Black clothes? Nude clothes?
In the program notes for Sharon Eyal and Guy Behar’s House, which recently premiered together with Yasmeen Godder’s The Toxic Exotic Disappearing Act, there were two costume categories listed. Designer of black clothes…so and so. Designer of nude clothes…somebody else. I took a moment to consider the amount of detail put into what is often a peripheral bit of information. And then the lights went up.
On stage was Sharon Eyal, dressed as the missing member of The Matrix, illuminated by the foggiest, most alluring light I’ve seen in ages.
House was, in my eyes, a love letter to dance. It was sexy, naughty, dirty, suggestive and delicious. The nearly nude dancers, each one fiercer than the next, moved like they had been sprinkled with magic powder.
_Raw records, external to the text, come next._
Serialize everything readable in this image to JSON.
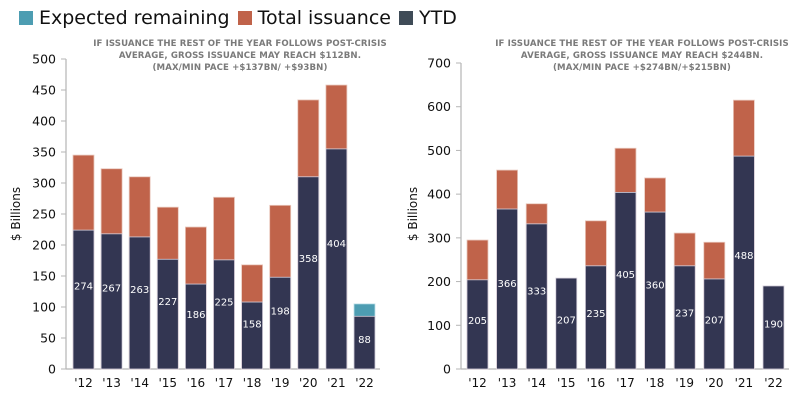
{
  "legend": [
    {
      "label": "Expected remaining",
      "color": "#4d9db2"
    },
    {
      "label": "Total issuance",
      "color": "#c0634a"
    },
    {
      "label": "YTD",
      "color": "#3f4b57"
    }
  ],
  "colors": {
    "ytd_bar": "#333652",
    "total_bar": "#c0634a",
    "expected_bar": "#4d9db2",
    "axis": "#b5b5b5",
    "bar_edge": "#e9c8bd"
  },
  "chart_data": [
    {
      "type": "bar",
      "stacked": true,
      "title": "",
      "subtitle": [
        "IF ISSUANCE THE REST OF THE YEAR FOLLOWS POST-CRISIS",
        "AVERAGE,  GROSS ISSUANCE MAY REACH $112BN.",
        "(MAX/MIN PACE +$137BN/ +$93BN)"
      ],
      "xlabel": "",
      "ylabel": "$ Billions",
      "ylim": [
        0,
        500
      ],
      "yticks": [
        0,
        50,
        100,
        150,
        200,
        250,
        300,
        350,
        400,
        450,
        500
      ],
      "grid": false,
      "legend_position": "top-left",
      "categories": [
        "'12",
        "'13",
        "'14",
        "'15",
        "'16",
        "'17",
        "'18",
        "'19",
        "'20",
        "'21",
        "'22"
      ],
      "series": [
        {
          "name": "YTD",
          "values": [
            224,
            218,
            213,
            177,
            137,
            176,
            108,
            148,
            310,
            355,
            85
          ]
        },
        {
          "name": "Total issuance",
          "values": [
            345,
            323,
            310,
            261,
            229,
            277,
            168,
            264,
            434,
            458,
            null
          ]
        },
        {
          "name": "Expected remaining",
          "values": [
            null,
            null,
            null,
            null,
            null,
            null,
            null,
            null,
            null,
            null,
            105
          ]
        }
      ],
      "data_labels": [
        "274",
        "267",
        "263",
        "227",
        "186",
        "225",
        "158",
        "198",
        "358",
        "404",
        "88"
      ],
      "data_label_values": [
        274,
        267,
        263,
        227,
        186,
        225,
        158,
        198,
        358,
        404,
        88
      ]
    },
    {
      "type": "bar",
      "stacked": true,
      "title": "",
      "subtitle": [
        "IF ISSUANCE THE REST OF THE YEAR FOLLOWS POST-CRISIS",
        "AVERAGE, GROSS ISSUANCE MAY REACH $244BN.",
        "(MAX/MIN PACE  +$274BN/+$215BN)"
      ],
      "xlabel": "",
      "ylabel": "$ Billions",
      "ylim": [
        0,
        700
      ],
      "yticks": [
        0,
        100,
        200,
        300,
        400,
        500,
        600,
        700
      ],
      "grid": false,
      "categories": [
        "'12",
        "'13",
        "'14",
        "'15",
        "'16",
        "'17",
        "'18",
        "'19",
        "'20",
        "'21",
        "'22"
      ],
      "series": [
        {
          "name": "YTD",
          "values": [
            204,
            366,
            332,
            208,
            236,
            404,
            359,
            236,
            206,
            487,
            190
          ]
        },
        {
          "name": "Total issuance",
          "values": [
            295,
            455,
            378,
            null,
            339,
            505,
            437,
            311,
            290,
            615,
            null
          ]
        },
        {
          "name": "Expected remaining",
          "values": [
            null,
            null,
            null,
            null,
            null,
            null,
            null,
            null,
            null,
            null,
            null
          ]
        }
      ],
      "data_labels": [
        "205",
        "366",
        "333",
        "207",
        "235",
        "405",
        "360",
        "237",
        "207",
        "488",
        "190"
      ],
      "data_label_values": [
        205,
        366,
        333,
        207,
        235,
        405,
        360,
        237,
        207,
        488,
        190
      ]
    }
  ]
}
The work was built with group sections and interludes during which Eyal snaked across the stage like some kind of glorious fembot.
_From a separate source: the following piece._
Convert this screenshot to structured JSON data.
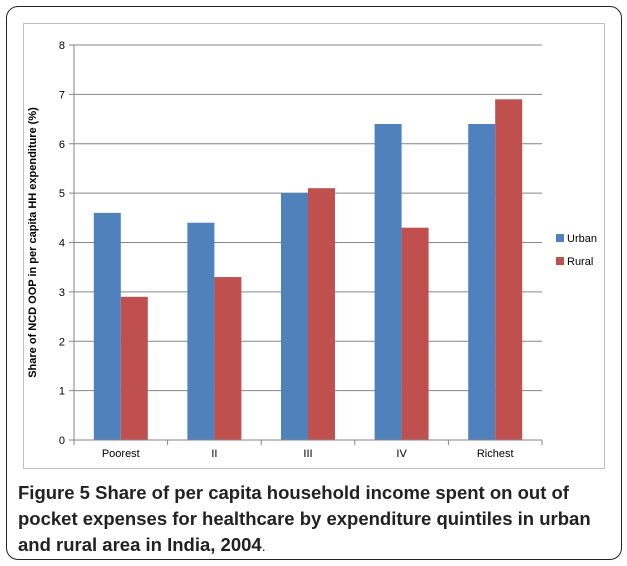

I have to admit, while I liked Eyal’s previous works for Batsheva Dance Company (Marakova Kabisa and Bertolina), I never really got them. They were neat, sure. You couldn’t deny that there was something very edgy and new about Eyal’s pieces. I loved the electronic music. I loved the risky feeling I got sitting in the audience. As if Eyal was leading me into some shady back alley of the dance world that I wasn’t sure I should be allowed to visit. There is something truly voyeuristic about watching her pieces. Like glancing through a keyhole at the girl next door while she changes. But with all that said, I didn’t recognize the real genius of Eyal until it hit me in the face while watching House.
The piece was deeply atmospheric. And at the same time, it read like a kind of homage to American modern dance from the 1960s. In this work, Eyal employed compositional tactics used by choreographers whose work looks like the Teletubbies next to hers. The clean lines, shifting formations and dynamics let me see dance as I want it to be, know it should be and don’t get to see enough. The pure joy of watching bodies moving in space was aloft in the audience on that night at Suzanne Dellal.
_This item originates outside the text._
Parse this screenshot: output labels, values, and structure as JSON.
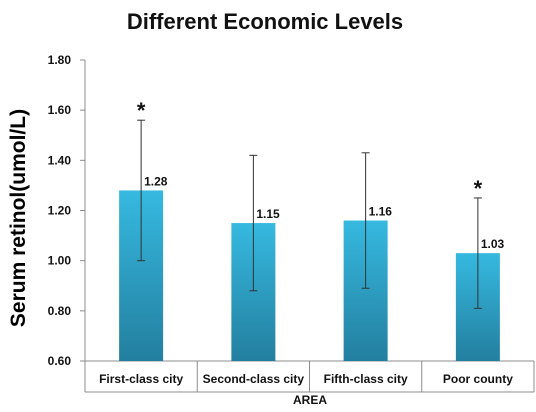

Sadly, House won’t be shown again in Israel until early May. However, Eyal’s previous work, Bill, goes up for an additional run in Tel Aviv on Wednesday night. Bill is a quirky, unusual glance at our simultaneous desire to fit into society and stand out. The dancers are dressed uniformly with matching contact lenses and hair masks to boot. By removing the representation of individuality through costume, Eyal manages to bring out the subtle differences between them. So they aren’t “the girl in that floral shirt” but rather “the guy with those knife-like legs.”
In some way, this too mirrors the modern dance or even classical ballet world. In a corps de ballet, every dancer is outfitted with a matching tutu, diamond earrings and a tiara (if they’re lucky). The idea is to create a live backdrop of beautiful women swaying softly to the cello music. However, even with the hours spent on making sure each arm is at the exact same angle and each foot perfectly pointed, a trained viewer can pick out the rising stars from the mass. As my favorite ballet teacher always says, “the body doesn’t lie.” On stage, where no text can speak for it, the body tells its story whether it is instructed to do so or not.
In modern dance, the notion of individuality is essential. Breaking from the 91-pound weight limit and the everybody-looks-like-they-are-related casting, the modern dance community was founded on the idea that difference is bliss. An average contemporary company could be mistaken for United Colors of Beneton’s models with ease. Because of this, seeing a rising contemporary choreographer swap that variety with uniformity is shocking and a truly unusual sight to behold.
I wonder if Eyal read Vonnegut’s Harrison Bergeron during the creative process.
Bill will run at the Suzanne Dellal Center on February 8, 9, 10 and 11.